The sunrise was a blinding straight-in shot, forcing most of his attention inside the cockpit.
Incirlik Air Base’s goddamn ILS was flaking—cutting off like a switch just as he was picking up the signal. Couldn’t the Turks keep something as basic as an Instrument Landing System operationa
l?
He paid attention to the chatter long enough to hear the field conditions. No surprises. Should be a smooth landing. He dialed in the barometric setting announced by Air Traffic Control and Abrams confirmed it.
Incirlik’s runway lay at seven hundred and eighty-seven feet.
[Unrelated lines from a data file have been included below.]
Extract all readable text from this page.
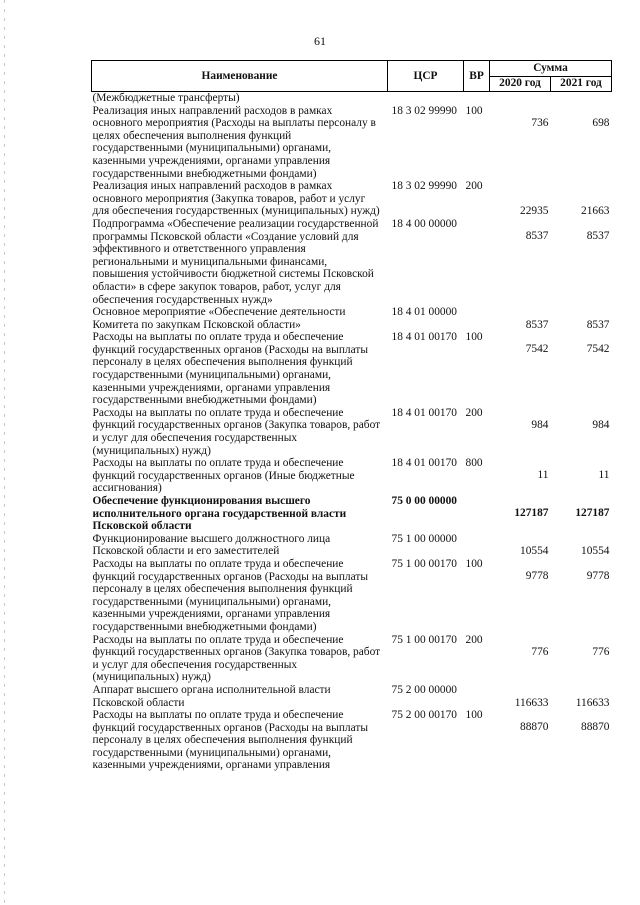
61
Наименование	ЦСР	ВР	Сумма	
			2020 год	2021 год
(Межбюджетные трансферты)				
Реализация иных направлений расходов в рамках основного мероприятия (Расходы на выплаты персоналу в целях обеспечения выполнения функций государственными (муниципальными) органами, казенными учреждениями, органами управления государственными внебюджетными фондами)	18 3 02 99990	100	736	698
Реализация иных направлений расходов в рамках основного мероприятия (Закупка товаров, работ и услуг для обеспечения государственных (муниципальных) нужд)	18 3 02 99990	200	22935	21663
Подпрограмма «Обеспечение реализации государственной программы Псковской области «Создание условий для эффективного и ответственного управления региональными и муниципальными финансами, повышения устойчивости бюджетной системы Псковской области» в сфере закупок товаров, работ, услуг для обеспечения государственных нужд»	18 4 00 00000		8537	8537
Основное мероприятие «Обеспечение деятельности Комитета по закупкам Псковской области»	18 4 01 00000		8537	8537
Расходы на выплаты по оплате труда и обеспечение функций государственных органов (Расходы на выплаты персоналу в целях обеспечения выполнения функций государственными (муниципальными) органами, казенными учреждениями, органами управления государственными внебюджетными фондами)	18 4 01 00170	100	7542	7542
Расходы на выплаты по оплате труда и обеспечение функций государственных органов (Закупка товаров, работ и услуг для обеспечения государственных (муниципальных) нужд)	18 4 01 00170	200	984	984
Расходы на выплаты по оплате труда и обеспечение функций государственных органов (Иные бюджетные ассигнования)	18 4 01 00170	800	11	11
Обеспечение функционирования высшего исполнительного органа государственной власти Псковской области	75 0 00 00000		127187	127187
Функционирование высшего должностного лица Псковской области и его заместителей	75 1 00 00000		10554	10554
Расходы на выплаты по оплате труда и обеспечение функций государственных органов (Расходы на выплаты персоналу в целях обеспечения выполнения функций государственными (муниципальными) органами, казенными учреждениями, органами управления государственными внебюджетными фондами)	75 1 00 00170	100	9778	9778
Расходы на выплаты по оплате труда и обеспечение функций государственных органов (Закупка товаров, работ и услуг для обеспечения государственных (муниципальных) нужд)	75 1 00 00170	200	776	776
Аппарат высшего органа исполнительной власти Псковской области	75 2 00 00000		116633	116633
Расходы на выплаты по оплате труда и обеспечение функций государственных органов (Расходы на выплаты персоналу в целях обеспечения выполнения функций государственными (муниципальными) органами, казенными учреждениями, органами управления	75 2 00 00170	100	88870	88870
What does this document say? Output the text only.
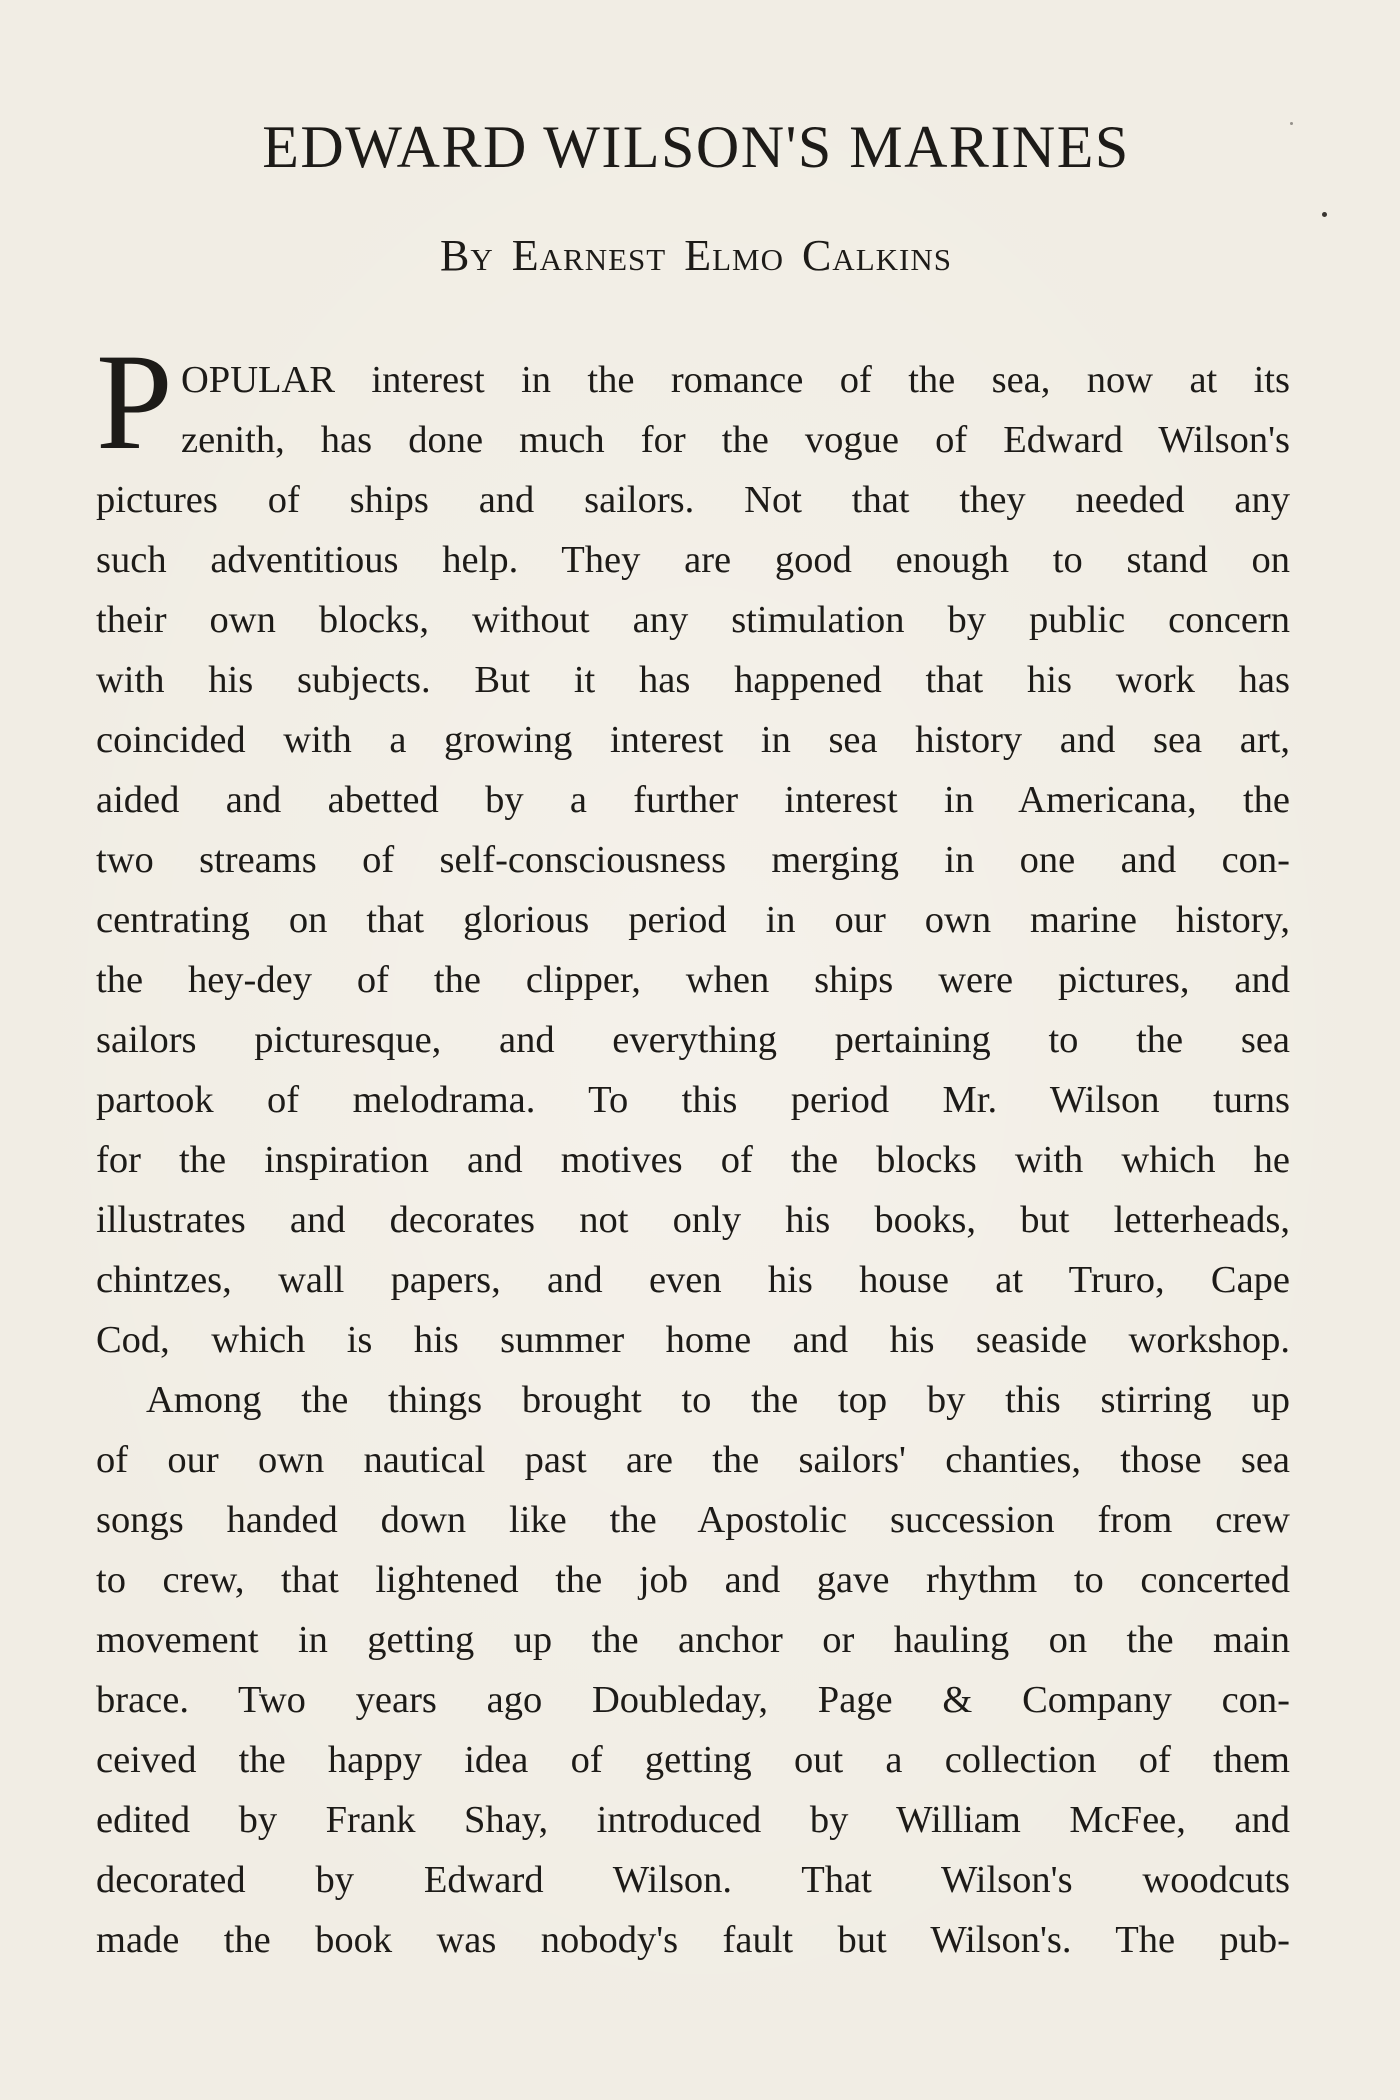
EDWARD WILSON'S MARINES
By Earnest Elmo Calkins
P OPULAR interest in the romance of the sea, now at its
zenith, has done much for the vogue of Edward Wilson's
pictures of ships and sailors. Not that they needed any
such adventitious help. They are good enough to stand on
their own blocks, without any stimulation by public concern
with his subjects. But it has happened that his work has
coincided with a growing interest in sea history and sea art,
aided and abetted by a further interest in Americana, the
two streams of self-consciousness merging in one and con-
centrating on that glorious period in our own marine history,
the hey-dey of the clipper, when ships were pictures, and
sailors picturesque, and everything pertaining to the sea
partook of melodrama. To this period Mr. Wilson turns
for the inspiration and motives of the blocks with which he
illustrates and decorates not only his books, but letterheads,
chintzes, wall papers, and even his house at Truro, Cape
Cod, which is his summer home and his seaside workshop.
Among the things brought to the top by this stirring up
of our own nautical past are the sailors' chanties, those sea
songs handed down like the Apostolic succession from crew
to crew, that lightened the job and gave rhythm to concerted
movement in getting up the anchor or hauling on the main
brace. Two years ago Doubleday, Page & Company con-
ceived the happy idea of getting out a collection of them
edited by Frank Shay, introduced by William McFee, and
decorated by Edward Wilson. That Wilson's woodcuts
made the book was nobody's fault but Wilson's. The pub-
As long as he avoided Mount Medetsiz at eleven-k, standing clear and proud off to his left, he was fine.
“Cleared to descend to nine thousand.”
“Roger,” he confirmed Abrams’ order, “descending to Flight Level Niner-zero.”
After he called out reaching nine thousand, Abrams called landing gear and flaps at five. Running it all by the numbers.
A quick scan to either side of the blinding sun showed clear airspace.
When he glanced back inside, he had to blink hard several times to see the displays. Even then, he had to stare at each screen individually to see it clearly.
Everything right where it should be.
The altimeter still read nine-zero and the highest thing in the area was a mountain ridge at seven thousand. Once past the ridge, there was nothing but falling flatlands until he reached the airport.
He glanced sideways to check the central radar display placed between the two pilot positions, then returned his attention to airspeed and percentage of engine…
His gaze drifted back to the radar display.
Lieutenant Colonel Brad Whitman firewalled the pair of Pratt & Whitney turbofans to full power.
Within one-point-seven seconds, eighty-seven thousand pounds of combined thrust poured out of the twin Pratt & Whitney PW2000 engines. Nearly empty, except for passengers and a double reserve of fuel, the 757 weighed barely a hundred and fifty thousand pounds. At a hundred thousand pounds lighter than its maximum take-off weight—the 757 leapt for the skies.
The alarm began to double whoop and announce, Terrain. Pull Up.
“No kidding. Read me airspeed,” Brad called out.
Abrams did.
Brad rode his numbers at the edge of stall speed, feeding everything he had into gaining elevation quickly. Or even at all.